Some animal species were domesticated by humans by purposefully changing their behavior – selecting animals that were friendly, less aggressive, and generally had traits that suited them. A typical example of this selection is dogs: the genes of such selected creatures became so dominant in their population that they spread. Similarly, people breed and breed cattle, rabbits or poultry.
A counterexample is cats. According to the available scientific information, they were able to tame themselves. As they moved around human settlements, they adapted to the conditions there. And gradually their characteristics became so close to humans that they could live with them under one roof.
A new scientific study has described the domestication of larger animals – elephants – like cats.
According to an international team of American, Spanish and Dutch scientists, elephants have evidence of self-mating in their genes. They found most of them related to automatic domestication.
How animals imitated humans
The authors of the work began with how human evolution worked to acquire the characteristics that allowed him to live in organized groups and later societies, cities and even states.
Homo sapiens, after generations of evolution, have acquired characteristics that allow them to cooperate better with each other, tolerate differences better, and generally behave less aggressively towards others. Later, man intentionally and sometimes unknowingly transmitted these qualities to other creatures around him.
Biologists observe a very similar evolution in our closest relatives, bonobos. They, like humans, belong to the least aggressive creatures, and above all, they have built complex systems that allow to compensate for intra-species aggression in other ways.
In the journal Proceedings of the National Academy of Sciences, scientists describe what self-mating of elephants might look like. They are based on the fact that, like humans and bonobos, all three species of octopuses show a relatively low level of aggression, a high level of behavior that promotes social cohesion towards each other, and another interesting feature: a longer developmental period. from young people.

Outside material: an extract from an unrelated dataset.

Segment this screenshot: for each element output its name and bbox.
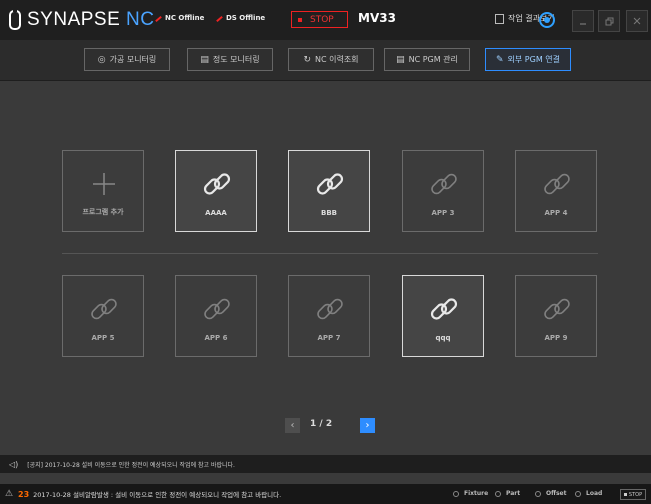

In total, the authors of this study found nineteen characteristics associated with self-mating that are shared by humans, bonobos, and elephants. They then found evidence of more than six hundred genes in the DNA of African elephants that appear to have evolved very quickly – some of which are also associated with domestication in other animal species.
“Our results support the idea that elephants, like humans and bonobos, can domesticate themselves,” the researchers said. And they posit several possible reasons why this happens with elephants—but all are experimental so far.

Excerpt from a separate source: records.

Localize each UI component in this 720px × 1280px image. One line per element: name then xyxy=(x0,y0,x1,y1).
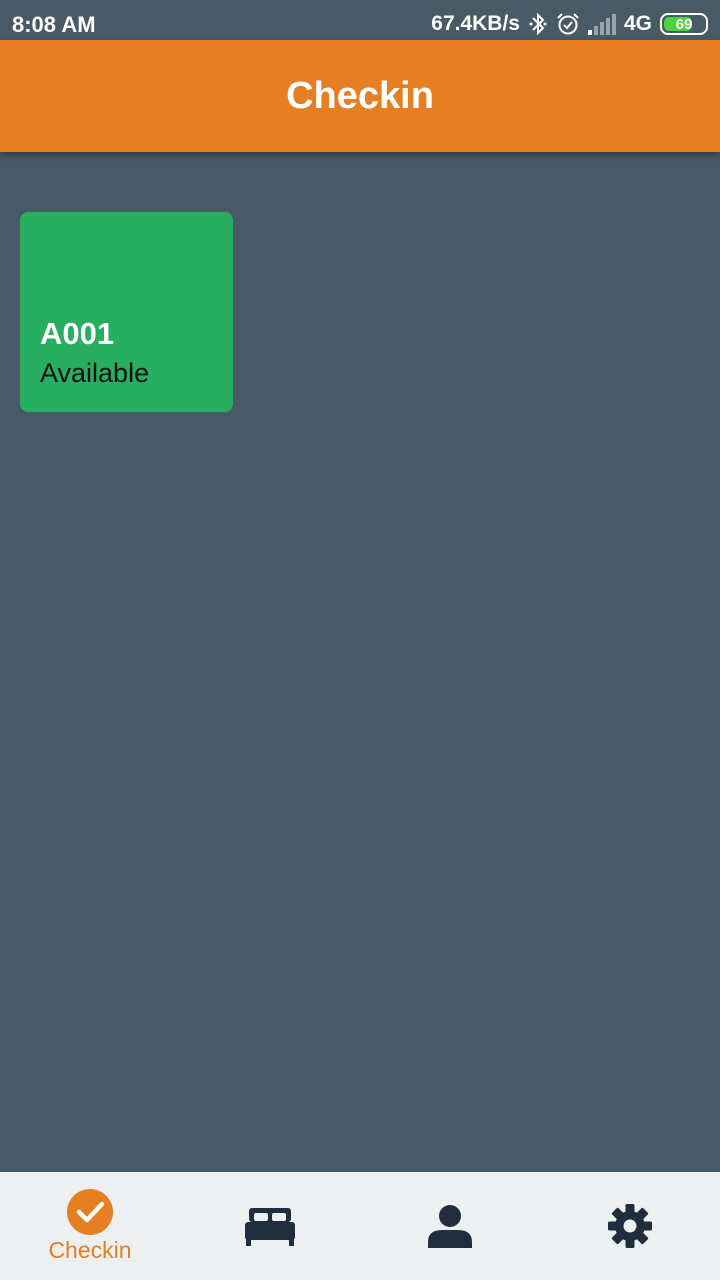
bed-icon xyxy=(245,1208,295,1246)
room-code: A001 xyxy=(40,316,115,351)
gear-icon xyxy=(608,1204,652,1248)
alarm-icon xyxy=(556,12,580,36)
battery-level: 69 xyxy=(675,15,693,33)
net-speed: 67.4KB/s xyxy=(431,12,520,35)
nav-item-settings[interactable] xyxy=(540,1172,720,1280)
status-bar: 8:08 AM 67.4KB/s 4G 69 xyxy=(0,0,720,40)
nav-item-rooms[interactable] xyxy=(180,1172,360,1280)
room-card-a001[interactable]: A001 Available xyxy=(20,212,233,412)
signal-icon xyxy=(587,13,616,35)
app-bar: Checkin xyxy=(0,40,720,152)
battery-icon: 69 xyxy=(660,13,708,35)
bluetooth-icon xyxy=(528,12,548,36)
status-time: 8:08 AM xyxy=(12,12,96,37)
page-title: Checkin xyxy=(286,74,434,117)
checkin-icon xyxy=(67,1188,113,1235)
nav-label-checkin: Checkin xyxy=(48,1236,132,1263)
nav-item-profile[interactable] xyxy=(360,1172,540,1280)
person-icon xyxy=(428,1205,472,1248)
nav-item-checkin[interactable]: Checkin xyxy=(0,1172,180,1280)
room-grid: A001 Available xyxy=(0,152,720,1172)
room-status: Available xyxy=(40,358,150,388)
network-type: 4G xyxy=(623,12,652,35)
bottom-nav: Checkin xyxy=(0,1172,720,1280)
status-indicators: 67.4KB/s 4G 69 xyxy=(431,10,708,38)
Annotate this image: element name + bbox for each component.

Size and discrimination in food
Elephants are perhaps predestined for domestication because of other characteristics. For how big they are, they actually have almost no natural enemies, so they don’t really need aggression to survive. At the same time, they are quite picky about food; sharing these resources could also allow them to work better together.

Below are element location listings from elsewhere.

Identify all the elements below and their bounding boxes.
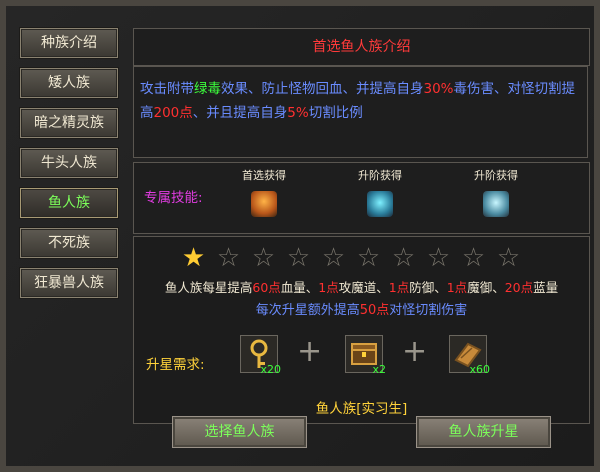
star-empty-icon: ☆ [251,243,276,273]
tab-minotaur[interactable]: 牛头人族 [20,148,118,178]
bonus-value: 20点 [504,280,534,295]
desc-text: 攻击附带 [140,81,194,97]
desc-text: 、并且提高自身 [192,105,288,121]
bonus-text: 防御、 [409,280,447,295]
skill-slot[interactable]: 升阶获得 [340,167,420,217]
desc-value: 30% [423,81,454,97]
bonus-text: 鱼人族每星提高 [164,280,253,295]
extra-text: 每次升星额外提高 [255,303,360,318]
tab-undead[interactable]: 不死族 [20,228,118,258]
material-count: x20 [260,363,281,376]
bonus-text: 血量、 [280,280,319,295]
desc-text: 效果、防止怪物回血、并提高自身 [221,81,424,97]
bonus-value: 1点 [388,280,410,295]
plus-icon: + [297,334,323,369]
bonus-text: 攻魔道、 [338,280,389,295]
per-star-bonus: 鱼人族每星提高60点血量、1点攻魔道、1点防御、1点魔御、20点蓝量 [134,277,589,296]
star-empty-icon: ☆ [496,243,521,273]
race-detail-panel: 首选鱼人族介绍 攻击附带绿毒效果、防止怪物回血、并提高自身30%毒伤害、对怪切割… [133,28,590,448]
star-upgrade-sheet: ★ ☆ ☆ ☆ ☆ ☆ ☆ ☆ ☆ ☆ 鱼人族每星提高60点血量、1点攻魔道、1点防御、1点魔御、… [133,236,590,424]
bonus-value: 1点 [446,280,468,295]
desc-highlight: 绿毒 [194,81,221,97]
panel-title: 首选鱼人族介绍 [133,28,590,66]
tab-dwarf[interactable]: 矮人族 [20,68,118,98]
desc-value: 200点 [153,105,193,121]
select-race-button[interactable]: 选择鱼人族 [172,416,307,448]
material-count: x60 [469,363,490,376]
star-empty-icon: ☆ [391,243,416,273]
material-count: x2 [372,363,386,376]
material-slot[interactable]: x2 [345,335,386,376]
bonus-value: 1点 [318,280,339,295]
exclusive-skills: 专属技能: 首选获得 升阶获得 升阶获得 [133,162,590,234]
star-empty-icon: ☆ [321,243,346,273]
upgrade-star-button[interactable]: 鱼人族升星 [416,416,551,448]
desc-text: 切割比例 [308,105,363,121]
bonus-text: 魔御、 [467,280,505,295]
tab-murloc[interactable]: 鱼人族 [20,188,118,218]
crystal-shield-icon [483,191,509,217]
star-empty-icon: ☆ [426,243,451,273]
star-empty-icon: ☆ [286,243,311,273]
extra-text: 对怪切割伤害 [389,303,468,318]
star-empty-icon: ☆ [356,243,381,273]
extra-bonus: 每次升星额外提高50点对怪切割伤害 [134,299,589,318]
tab-berserk-orc[interactable]: 狂暴兽人族 [20,268,118,298]
skill-caption: 升阶获得 [474,169,518,182]
skill-slot[interactable]: 升阶获得 [456,167,536,217]
race-description: 攻击附带绿毒效果、防止怪物回血、并提高自身30%毒伤害、对怪切割提高200点、并… [133,66,588,158]
bonus-value: 60点 [252,280,281,295]
skills-label: 专属技能: [144,190,203,206]
star-empty-icon: ☆ [216,243,241,273]
race-tab-list: 种族介绍 矮人族 暗之精灵族 牛头人族 鱼人族 不死族 狂暴兽人族 [20,28,124,308]
star-filled-icon: ★ [181,243,206,273]
requirement-label: 升星需求: [146,357,205,373]
bonus-text: 蓝量 [533,280,559,295]
material-slot[interactable]: x20 [240,335,281,376]
tab-race-intro[interactable]: 种族介绍 [20,28,118,58]
star-empty-icon: ☆ [461,243,486,273]
flame-book-icon [251,191,277,217]
tab-dark-elf[interactable]: 暗之精灵族 [20,108,118,138]
desc-value: 5% [287,105,309,121]
star-rating: ★ ☆ ☆ ☆ ☆ ☆ ☆ ☆ ☆ ☆ [178,243,528,273]
race-window: 种族介绍 矮人族 暗之精灵族 牛头人族 鱼人族 不死族 狂暴兽人族 首选鱼人族介… [0,0,600,472]
skill-caption: 升阶获得 [358,169,402,182]
skill-slot[interactable]: 首选获得 [224,167,304,217]
skill-caption: 首选获得 [242,169,286,182]
race-rank: 鱼人族[实习生] [315,401,408,417]
teal-rune-icon [367,191,393,217]
plus-icon: + [402,334,428,369]
material-slot[interactable]: x60 [449,335,490,376]
extra-value: 50点 [359,303,390,318]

The authors also add that some event may have occurred in the species’ past that significantly shifted the evolution of elephants toward a social species. This could be some kind of ecological disaster, for example, when elephants or their direct ancestors had to “squeeze” more.
However, additional genetic evidence supports the team’s argument. However, outside scientists say more research will be needed to confirm this hypothesis.
The authors acknowledge that this is only a hypothesis, but consider it sufficiently strong to be supported by the evidence. But other scientists are more skeptical. For example, primatologist Richard Wrangham from Harvard University Scientific magazine “Science” published information about this, these are very strong results. According to him, the friendly behavior of elephants can be better explained than self-marriage, for example, by the size of their brains.
Still, he supports the hypothesis and says it’s important to study it better. It may turn out that this development, based on the simultaneous evolution of several species, is more common in nature than previously thought.